Yeah, there is a 'loop' in that some people live in cheaper areas, but send their children to private schools.

But the 'tax' on really good pubic schools commands such a premier, that often it is more expensive to send your kids to a really god public school than it is to a private one. The top 10 districts in my state all have home values that are over a million dollars, but all those schools are better than most private schools.

[–] DeathByBigSad@sh.itjust.works 1 points 1 day ago (1 children)

Then you have parents that have a million in assets but refuse to spend money so their kids can go to private school...

[–] Soggy@lemmy.world 1 points 15 hours ago (1 children)

Private school is not automatically better. I live in a million dollar house and very much intend to use the public school district here.

[–] DeathByBigSad@sh.itjust.works 1 points 10 hours ago

I mean when your public school's rating is 1/10, anything else is surely gonna a lot better.

Funny thing is: In China, the "private" school I went to was actually worse (according to mom)... its made for migrant parents whose kids did not have a Hukou where the parents worked (in cities, parents are from rural areas where there were no jobs) and since the parents want to keep their kids close to them so these "private" schools were the only options since public school didn't allow them without a local hukou.

(Cuz the other option would be to leave their kida behind with grandparents so they can go to school where their Hukou is registered... which means kids arent gonna be able to see parents for a long time... which is very sad...)

Also the house is not a million dollars, its barely like 100k, taxes are low, I'm saying they have like 1 mil in like... small bussiness investments that turns 100k profits every year...

I could've been spared the fears of getting into a fight every day...

And I did end up getting into a fight...

And I ended up just using a public defender lol...

Cuz "it's just a highschool fight, not that serious, you don't need a private defence attorney for it"

I mean sure... I had derivative citizenship from mon's naturalization so its not like they could deport me...

So I just... I felt like a burden... since I got mom having to run around to talk to the school then pick me up from the local police station... so I felt like I cause her too much trouble and didn't feel like I needed a private defence attorney...

Ended up with charges dismissed anyways...

But had I been a non citizen, I'd probably have insisted in a private defence attorney to make sure the record is as clean as possible... I mean imagine getting deported over a highschool fight when you acted in self defence lmfao...

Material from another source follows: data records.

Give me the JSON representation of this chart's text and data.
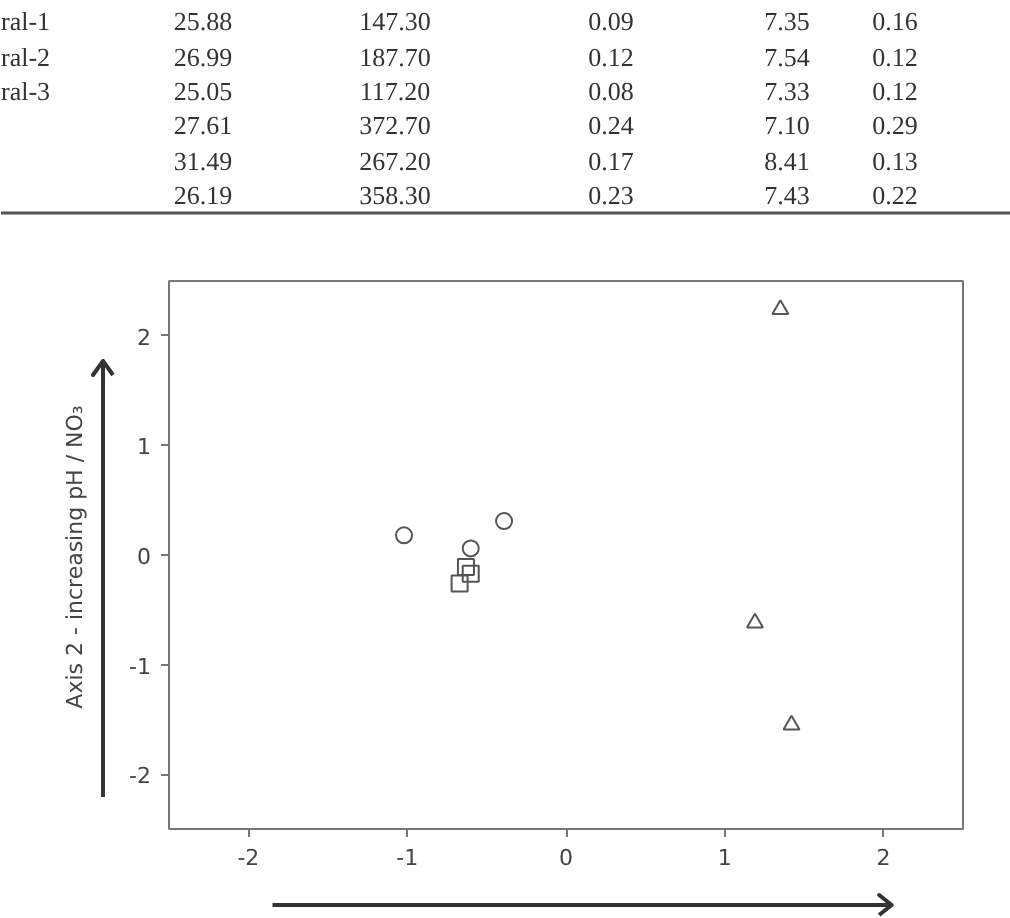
{
  "chart_data": [
    {
      "type": "other",
      "categories": [
        "ral-1",
        "ral-2",
        "ral-3",
        null,
        null,
        null
      ],
      "annotations": [
        "25.88",
        "147.30",
        "0.09",
        "7.35",
        "0.16",
        "26.99",
        "187.70",
        "0.12",
        "7.54",
        "0.12",
        "25.05",
        "117.20",
        "0.08",
        "7.33",
        "0.12",
        "27.61",
        "372.70",
        "0.24",
        "7.10",
        "0.29",
        "31.49",
        "267.20",
        "0.17",
        "8.41",
        "0.13",
        "26.19",
        "358.30",
        "0.23",
        "7.43",
        "0.22"
      ]
    },
    {
      "type": "scatter",
      "ylabel": "Axis 2 - increasing pH / NO₃",
      "xlim": [
        -2.5,
        2.5
      ],
      "ylim": [
        -2.5,
        2.5
      ],
      "xticks": [
        -2,
        -1,
        0,
        1,
        2
      ],
      "yticks": [
        -2,
        -1,
        0,
        1,
        2
      ],
      "grid": false,
      "series": [
        {
          "color": "#555555",
          "marker": "circle",
          "x": [
            -1.02,
            -0.39,
            -0.6
          ],
          "values": [
            0.18,
            0.31,
            0.06
          ]
        },
        {
          "color": "#555555",
          "marker": "square",
          "x": [
            -0.63,
            -0.6,
            -0.67
          ],
          "values": [
            -0.11,
            -0.17,
            -0.26
          ]
        },
        {
          "color": "#555555",
          "marker": "triangle",
          "x": [
            1.35,
            1.19,
            1.42
          ],
          "values": [
            2.24,
            -0.62,
            -1.55
          ]
        }
      ]
    }
  ]
}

I feel like my mom had an OBSESSION with money... like numbers go up = happiness...

The house I live in still has a lot of broken stuff...

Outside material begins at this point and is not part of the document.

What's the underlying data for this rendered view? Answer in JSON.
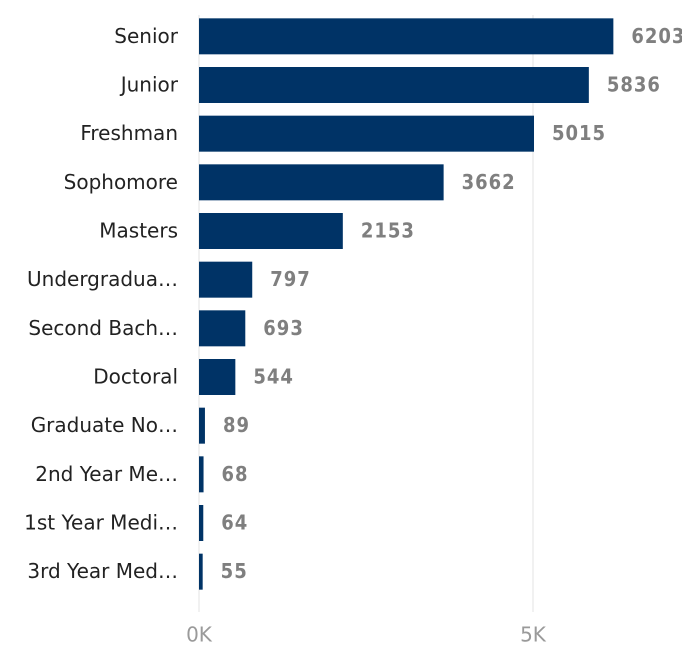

Like... this is the OceanGate type of shit with Video Game Controllers as controls... that type of shit...

That's how they live life... like they're in the Titan Submarine... lmfao...

(Sorry if I'm rambling, I do that a lot...)

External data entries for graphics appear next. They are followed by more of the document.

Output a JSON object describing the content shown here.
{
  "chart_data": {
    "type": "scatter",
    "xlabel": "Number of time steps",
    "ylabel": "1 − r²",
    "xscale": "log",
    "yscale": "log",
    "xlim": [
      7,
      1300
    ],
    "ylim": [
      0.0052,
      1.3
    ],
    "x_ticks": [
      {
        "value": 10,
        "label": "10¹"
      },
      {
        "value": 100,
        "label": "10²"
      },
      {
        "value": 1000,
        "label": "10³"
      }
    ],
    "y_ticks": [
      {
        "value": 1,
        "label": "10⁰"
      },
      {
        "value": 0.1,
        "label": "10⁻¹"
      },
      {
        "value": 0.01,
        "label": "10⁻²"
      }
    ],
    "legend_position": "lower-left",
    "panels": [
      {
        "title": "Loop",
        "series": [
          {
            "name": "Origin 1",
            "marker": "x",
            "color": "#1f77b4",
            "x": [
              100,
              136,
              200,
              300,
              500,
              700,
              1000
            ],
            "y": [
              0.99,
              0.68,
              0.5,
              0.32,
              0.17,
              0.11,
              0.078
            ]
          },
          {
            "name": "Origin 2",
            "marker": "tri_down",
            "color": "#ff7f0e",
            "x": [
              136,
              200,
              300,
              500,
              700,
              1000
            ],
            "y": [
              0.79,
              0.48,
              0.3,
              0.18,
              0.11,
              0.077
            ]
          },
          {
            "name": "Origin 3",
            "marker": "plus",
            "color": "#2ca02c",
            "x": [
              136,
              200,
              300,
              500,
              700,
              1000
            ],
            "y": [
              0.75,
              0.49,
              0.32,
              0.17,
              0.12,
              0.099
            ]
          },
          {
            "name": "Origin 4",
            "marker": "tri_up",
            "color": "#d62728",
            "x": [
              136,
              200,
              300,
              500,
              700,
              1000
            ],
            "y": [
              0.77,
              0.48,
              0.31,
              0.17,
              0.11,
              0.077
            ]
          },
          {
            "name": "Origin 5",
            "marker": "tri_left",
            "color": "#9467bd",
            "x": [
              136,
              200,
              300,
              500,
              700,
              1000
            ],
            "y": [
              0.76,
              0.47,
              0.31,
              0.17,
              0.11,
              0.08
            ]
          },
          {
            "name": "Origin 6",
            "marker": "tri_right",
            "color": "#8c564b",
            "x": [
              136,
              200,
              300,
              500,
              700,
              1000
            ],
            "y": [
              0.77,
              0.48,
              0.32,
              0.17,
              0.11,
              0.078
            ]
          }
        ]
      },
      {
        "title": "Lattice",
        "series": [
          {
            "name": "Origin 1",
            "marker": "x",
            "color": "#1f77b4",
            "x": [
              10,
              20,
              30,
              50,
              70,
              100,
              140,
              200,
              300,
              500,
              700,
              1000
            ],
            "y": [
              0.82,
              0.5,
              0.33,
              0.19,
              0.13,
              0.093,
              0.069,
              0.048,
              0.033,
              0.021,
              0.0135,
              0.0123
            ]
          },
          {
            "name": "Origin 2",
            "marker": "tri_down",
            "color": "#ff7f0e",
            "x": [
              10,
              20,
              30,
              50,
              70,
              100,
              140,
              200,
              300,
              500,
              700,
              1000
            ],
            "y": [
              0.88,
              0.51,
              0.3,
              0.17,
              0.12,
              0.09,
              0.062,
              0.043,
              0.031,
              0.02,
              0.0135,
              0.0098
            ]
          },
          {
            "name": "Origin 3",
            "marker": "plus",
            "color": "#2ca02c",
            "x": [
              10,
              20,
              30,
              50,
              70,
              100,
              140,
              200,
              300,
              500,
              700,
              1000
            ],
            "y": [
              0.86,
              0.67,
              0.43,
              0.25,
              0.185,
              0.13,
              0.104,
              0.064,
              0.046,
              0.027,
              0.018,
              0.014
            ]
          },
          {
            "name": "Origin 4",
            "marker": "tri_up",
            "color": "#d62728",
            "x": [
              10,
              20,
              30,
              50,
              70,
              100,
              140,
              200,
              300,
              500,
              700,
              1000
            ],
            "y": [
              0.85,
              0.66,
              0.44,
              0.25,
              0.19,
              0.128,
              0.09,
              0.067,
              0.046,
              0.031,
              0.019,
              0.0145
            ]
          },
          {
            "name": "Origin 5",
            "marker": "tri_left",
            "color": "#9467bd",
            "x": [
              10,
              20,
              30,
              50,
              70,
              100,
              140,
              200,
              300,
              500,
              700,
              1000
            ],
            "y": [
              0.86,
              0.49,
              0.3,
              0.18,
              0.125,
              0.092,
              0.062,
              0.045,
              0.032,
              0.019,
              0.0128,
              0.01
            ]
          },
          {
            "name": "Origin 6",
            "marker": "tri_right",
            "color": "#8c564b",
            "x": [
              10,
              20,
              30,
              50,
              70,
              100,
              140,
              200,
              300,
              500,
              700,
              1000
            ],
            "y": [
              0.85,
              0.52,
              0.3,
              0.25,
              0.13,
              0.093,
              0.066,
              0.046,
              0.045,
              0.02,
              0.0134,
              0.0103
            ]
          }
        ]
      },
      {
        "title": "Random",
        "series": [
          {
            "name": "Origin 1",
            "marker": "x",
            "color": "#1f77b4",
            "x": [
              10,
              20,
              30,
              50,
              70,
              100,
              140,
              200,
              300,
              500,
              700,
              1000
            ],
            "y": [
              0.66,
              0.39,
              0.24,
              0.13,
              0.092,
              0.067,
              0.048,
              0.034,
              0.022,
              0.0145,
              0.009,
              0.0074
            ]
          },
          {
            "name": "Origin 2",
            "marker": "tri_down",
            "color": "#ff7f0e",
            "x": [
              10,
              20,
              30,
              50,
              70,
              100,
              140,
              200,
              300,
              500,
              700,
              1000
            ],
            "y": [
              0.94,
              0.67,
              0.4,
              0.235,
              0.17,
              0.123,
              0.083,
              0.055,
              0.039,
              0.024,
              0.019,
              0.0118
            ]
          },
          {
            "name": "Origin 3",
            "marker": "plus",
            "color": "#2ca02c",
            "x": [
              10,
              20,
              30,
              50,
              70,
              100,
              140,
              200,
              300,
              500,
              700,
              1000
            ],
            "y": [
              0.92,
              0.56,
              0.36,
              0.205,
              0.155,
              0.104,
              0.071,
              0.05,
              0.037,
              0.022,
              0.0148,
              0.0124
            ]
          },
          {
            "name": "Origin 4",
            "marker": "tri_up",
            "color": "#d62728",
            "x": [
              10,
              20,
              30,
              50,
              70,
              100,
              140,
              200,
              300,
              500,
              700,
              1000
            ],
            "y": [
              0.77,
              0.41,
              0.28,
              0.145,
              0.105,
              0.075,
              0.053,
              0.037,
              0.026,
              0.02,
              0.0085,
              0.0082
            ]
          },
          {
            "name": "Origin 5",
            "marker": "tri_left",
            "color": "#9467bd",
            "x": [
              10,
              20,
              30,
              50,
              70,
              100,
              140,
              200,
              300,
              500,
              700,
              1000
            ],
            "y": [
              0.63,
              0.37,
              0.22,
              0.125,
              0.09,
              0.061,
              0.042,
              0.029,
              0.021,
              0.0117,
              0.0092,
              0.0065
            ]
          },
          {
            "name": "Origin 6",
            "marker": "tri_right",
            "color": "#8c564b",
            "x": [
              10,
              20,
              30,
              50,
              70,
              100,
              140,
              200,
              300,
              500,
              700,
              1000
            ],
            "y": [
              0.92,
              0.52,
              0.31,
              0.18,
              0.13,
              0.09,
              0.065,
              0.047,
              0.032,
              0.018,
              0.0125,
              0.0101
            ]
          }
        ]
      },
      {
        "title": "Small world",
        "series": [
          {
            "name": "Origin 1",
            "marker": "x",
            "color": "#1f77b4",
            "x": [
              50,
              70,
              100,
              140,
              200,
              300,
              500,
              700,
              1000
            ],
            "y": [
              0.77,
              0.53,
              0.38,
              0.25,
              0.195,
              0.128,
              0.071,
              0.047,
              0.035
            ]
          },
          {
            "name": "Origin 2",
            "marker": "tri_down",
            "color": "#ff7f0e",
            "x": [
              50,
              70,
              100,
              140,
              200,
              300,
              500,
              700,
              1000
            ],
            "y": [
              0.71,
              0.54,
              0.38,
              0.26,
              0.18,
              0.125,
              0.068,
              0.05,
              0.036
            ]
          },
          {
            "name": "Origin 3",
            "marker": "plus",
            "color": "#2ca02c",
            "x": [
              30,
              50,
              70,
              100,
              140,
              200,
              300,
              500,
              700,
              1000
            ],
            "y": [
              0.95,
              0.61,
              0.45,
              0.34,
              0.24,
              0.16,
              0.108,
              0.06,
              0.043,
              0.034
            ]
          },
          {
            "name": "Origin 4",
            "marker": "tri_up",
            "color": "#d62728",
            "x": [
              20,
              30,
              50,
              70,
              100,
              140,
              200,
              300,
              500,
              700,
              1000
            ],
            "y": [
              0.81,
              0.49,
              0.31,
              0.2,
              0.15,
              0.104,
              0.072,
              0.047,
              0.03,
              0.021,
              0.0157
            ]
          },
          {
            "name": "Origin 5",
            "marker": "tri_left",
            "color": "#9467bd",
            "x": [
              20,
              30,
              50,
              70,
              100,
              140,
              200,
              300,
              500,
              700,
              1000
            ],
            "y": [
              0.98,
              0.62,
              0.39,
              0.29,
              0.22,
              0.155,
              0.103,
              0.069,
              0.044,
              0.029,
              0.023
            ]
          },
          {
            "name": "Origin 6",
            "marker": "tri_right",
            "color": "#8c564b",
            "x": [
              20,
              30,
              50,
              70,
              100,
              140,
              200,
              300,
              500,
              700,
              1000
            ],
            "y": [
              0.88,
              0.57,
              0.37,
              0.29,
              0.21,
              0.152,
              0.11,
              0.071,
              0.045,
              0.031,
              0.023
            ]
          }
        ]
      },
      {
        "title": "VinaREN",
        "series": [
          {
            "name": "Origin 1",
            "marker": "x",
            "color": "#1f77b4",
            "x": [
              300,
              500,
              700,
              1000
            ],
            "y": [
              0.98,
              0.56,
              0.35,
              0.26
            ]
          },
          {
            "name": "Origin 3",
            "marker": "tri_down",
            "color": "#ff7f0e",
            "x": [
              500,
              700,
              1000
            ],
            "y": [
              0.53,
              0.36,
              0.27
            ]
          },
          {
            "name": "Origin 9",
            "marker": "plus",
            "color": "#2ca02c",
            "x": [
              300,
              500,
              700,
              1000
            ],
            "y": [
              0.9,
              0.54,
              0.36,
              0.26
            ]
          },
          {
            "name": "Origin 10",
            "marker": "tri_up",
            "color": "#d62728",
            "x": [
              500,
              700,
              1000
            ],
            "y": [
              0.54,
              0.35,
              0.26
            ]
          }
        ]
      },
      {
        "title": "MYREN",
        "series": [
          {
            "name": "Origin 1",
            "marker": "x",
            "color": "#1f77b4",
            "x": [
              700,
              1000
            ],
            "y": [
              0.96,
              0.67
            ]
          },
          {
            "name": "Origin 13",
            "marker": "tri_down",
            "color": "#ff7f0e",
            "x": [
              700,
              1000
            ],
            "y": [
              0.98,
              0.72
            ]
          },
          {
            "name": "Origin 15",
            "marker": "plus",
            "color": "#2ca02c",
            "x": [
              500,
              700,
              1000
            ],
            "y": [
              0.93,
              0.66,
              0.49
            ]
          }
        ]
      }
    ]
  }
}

[–] bluGill@fedia.io 2 points 1 day ago (1 children)

In the Des Moines area all the difference schools share the same funding. Some schools are still vastly better than others.

As I've said before the largest factor seems to be parents that don't value education teach their kids to not learn much in school.

[–] AskewLord@piefed.social 1 points 1 day ago* (last edited 1 day ago) (1 children)

the largest factor is how rich your parents are. parental income overwhelmingly predicts student outcome, like 90% of it.

Only about 10 percent of students are gifted or ungifted enough to significantly over or under perform the baseline their parental income establishes

[–] bluGill@fedia.io 2 points 1 day ago (1 children)

That doesn't establish a cause though. well off parents teach their kids to value education.

[–] AskewLord@piefed.social 1 points 1 day ago

No, they pay the schools to do that for them.